Long Minority‐Carrier Diffusion Length and Low Surface‐Recombination Velocity in Inorganic Lead‐Free CsSnI3 Perovskite Crystal for Solar Cells

Abstract

Sn‐based perovskites are promising Pb‐free photovoltaic materials with an ideal 1.3 eV bandgap. However, to date, Sn‐based thin film perovskite solar cells have yielded relatively low power conversion efficiencies (PCEs). This is traced to their poor photophysical properties (i.e., short diffusion lengths (<30 nm) and two orders of magnitude higher defect densities) than Pb‐based systems.

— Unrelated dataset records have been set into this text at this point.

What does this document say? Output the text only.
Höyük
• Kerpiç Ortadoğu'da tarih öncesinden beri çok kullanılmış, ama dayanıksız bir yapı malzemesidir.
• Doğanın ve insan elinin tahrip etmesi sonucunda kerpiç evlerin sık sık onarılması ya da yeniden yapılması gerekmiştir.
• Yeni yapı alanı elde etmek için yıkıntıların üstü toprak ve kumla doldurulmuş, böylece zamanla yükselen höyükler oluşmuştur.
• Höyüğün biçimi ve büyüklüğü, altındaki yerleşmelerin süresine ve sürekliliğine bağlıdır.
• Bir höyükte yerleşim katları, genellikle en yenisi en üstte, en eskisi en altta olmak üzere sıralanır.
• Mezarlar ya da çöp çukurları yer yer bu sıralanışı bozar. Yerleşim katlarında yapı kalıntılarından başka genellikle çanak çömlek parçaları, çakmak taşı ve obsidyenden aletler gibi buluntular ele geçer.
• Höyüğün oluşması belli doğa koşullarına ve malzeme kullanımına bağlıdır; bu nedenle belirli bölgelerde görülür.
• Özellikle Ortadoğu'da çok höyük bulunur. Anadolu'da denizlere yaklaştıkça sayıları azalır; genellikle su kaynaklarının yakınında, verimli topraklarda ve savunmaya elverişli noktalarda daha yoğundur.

Herein, it is revealed that melt‐synthesized cesium tin iodide (CsSnI3) ingots containing high‐quality large single crystal (SC) grains transcend these fundamental limitations. Through detailed optical spectroscopy, their inherently superior properties are uncovered, with bulk carrier lifetimes reaching 6.6 ns, doping concentrations of around 4.5 × 1017 cm−3, and minority‐carrier diffusion lengths approaching 1 µm, as compared to their polycrystalline counterparts having ≈54 ps, ≈9.2 × 1018 cm−3, and ≈16 nm, respectively. CsSnI3 SCs also exhibit very low surface recombination velocity of ≈2 × 103 cm s−1, similar to Pb‐based perovskites. Importantly, these key parameters are comparable to high‐performance p‐type photovoltaic materials (e.g., InP crystals). The findings predict a PCE of ≈23% for optimized CsSnI3 SCs solar cells, highlighting their great potential.